In the 1920s, the artist and intellectual Roberto Pizano Restrepo (1896−1929) was one of the major and most influential supporters of the Spanish realist style of painting of such artists as Ignacio Zuloaga (1870−1945), and he was a fierce detractor of European avant-garde art, especially Cubism and Futurism. Pizano said things like: “Paris is an open door to every madness in art”. As a staunch conservative, Pizano helped shift Colombia’s perception of the international epicenter of the visual arts from Paris to Madrid. In this new scenario, an artist working in a “costumbrista” realist style, like Coriolano Leudo Obando (1886−1957), who had trained at the Academia de San Fernando in Madrid, fit exactly into Pizano’s vision of the new local model. Leudo’s painting La madre tierra therefore became a key work in helping to elucidate the resistance to avant-garde modernism in Colombia.
Leudo’s opposition to contemporary European avant-garde art was hailed by Pizano in an article that was published in the magazine Cromos, 309 (June 10, 1922), in which he claimed that the artist created La madre tierra “out of his imagination [and painted it] while looking at it in its natural state. There is nothing like it in the decadent French school.”

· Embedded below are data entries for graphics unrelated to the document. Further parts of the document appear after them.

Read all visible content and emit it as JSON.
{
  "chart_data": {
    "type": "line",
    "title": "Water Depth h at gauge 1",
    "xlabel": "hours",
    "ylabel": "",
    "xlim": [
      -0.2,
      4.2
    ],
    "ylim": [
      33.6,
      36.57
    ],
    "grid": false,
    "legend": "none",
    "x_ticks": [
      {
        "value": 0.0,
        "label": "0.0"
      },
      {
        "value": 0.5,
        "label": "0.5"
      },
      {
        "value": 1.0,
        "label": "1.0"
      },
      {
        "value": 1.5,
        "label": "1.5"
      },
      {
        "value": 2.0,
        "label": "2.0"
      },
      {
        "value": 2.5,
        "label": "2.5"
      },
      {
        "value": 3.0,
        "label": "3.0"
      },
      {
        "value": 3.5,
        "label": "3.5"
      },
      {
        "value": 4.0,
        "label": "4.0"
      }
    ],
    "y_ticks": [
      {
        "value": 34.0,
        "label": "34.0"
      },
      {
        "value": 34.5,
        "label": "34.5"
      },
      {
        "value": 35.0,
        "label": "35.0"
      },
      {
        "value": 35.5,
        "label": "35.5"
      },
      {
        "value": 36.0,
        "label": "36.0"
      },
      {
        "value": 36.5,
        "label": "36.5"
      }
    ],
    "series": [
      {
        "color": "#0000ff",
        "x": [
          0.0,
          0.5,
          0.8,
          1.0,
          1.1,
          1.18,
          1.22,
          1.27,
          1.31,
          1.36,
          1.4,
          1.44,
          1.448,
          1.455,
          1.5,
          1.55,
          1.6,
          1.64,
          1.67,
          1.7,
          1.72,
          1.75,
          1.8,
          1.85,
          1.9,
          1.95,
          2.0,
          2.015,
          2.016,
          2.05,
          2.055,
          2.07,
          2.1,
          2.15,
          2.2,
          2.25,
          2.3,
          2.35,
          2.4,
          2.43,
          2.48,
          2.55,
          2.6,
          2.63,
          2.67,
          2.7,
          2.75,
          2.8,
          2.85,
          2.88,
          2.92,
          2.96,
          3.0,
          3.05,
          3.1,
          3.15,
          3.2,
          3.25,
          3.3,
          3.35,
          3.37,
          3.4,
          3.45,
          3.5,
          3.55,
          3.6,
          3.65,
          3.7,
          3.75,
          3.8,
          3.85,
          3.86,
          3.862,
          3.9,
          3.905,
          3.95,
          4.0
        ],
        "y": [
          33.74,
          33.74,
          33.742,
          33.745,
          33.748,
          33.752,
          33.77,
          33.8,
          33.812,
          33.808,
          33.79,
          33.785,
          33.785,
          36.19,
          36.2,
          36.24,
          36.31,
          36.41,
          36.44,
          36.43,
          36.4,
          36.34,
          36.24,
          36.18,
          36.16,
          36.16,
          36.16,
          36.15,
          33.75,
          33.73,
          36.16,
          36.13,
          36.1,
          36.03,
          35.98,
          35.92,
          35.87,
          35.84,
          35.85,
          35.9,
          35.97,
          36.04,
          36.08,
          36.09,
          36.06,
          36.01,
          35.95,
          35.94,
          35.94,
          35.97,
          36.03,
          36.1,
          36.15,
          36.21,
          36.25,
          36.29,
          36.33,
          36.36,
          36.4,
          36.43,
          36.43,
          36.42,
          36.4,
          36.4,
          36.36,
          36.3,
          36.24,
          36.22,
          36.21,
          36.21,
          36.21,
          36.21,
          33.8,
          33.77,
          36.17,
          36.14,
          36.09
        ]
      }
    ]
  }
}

Pizano’s words certainly underscore his apparent ambiguity; on the one hand he championed traditional artistic languages associated with the so-called “españolería” [Spanish] and “costumbrismo” styles (both of which were the most regressive styles at the time) while dismissing more avant-garde experimentation. Pizano’s criticism, expressed in articles and reviews published in local magazines, therefore helped to delay the arrival in Colombia of a thoroughly modern artistic language.
On the other hand, Pizano’s contribution as a cultural promoter (as director of the Escuela de Bellas Artes in Bogotá and founder of the Museo de Reproducciones Artísticas) was—in view of the subsequent modernization of Colombian educational and cultural institutions—a crucial one. He brought to Colombia the first pedagogical museum collection (now known as the Pizano Collection); he lobbied for the construction of a building to house the Escuela de Bellas Artes in Bogotá and its museum (the first one in the country devoted specifically to art); and he introduced remarkable pedagogical reforms in that institution.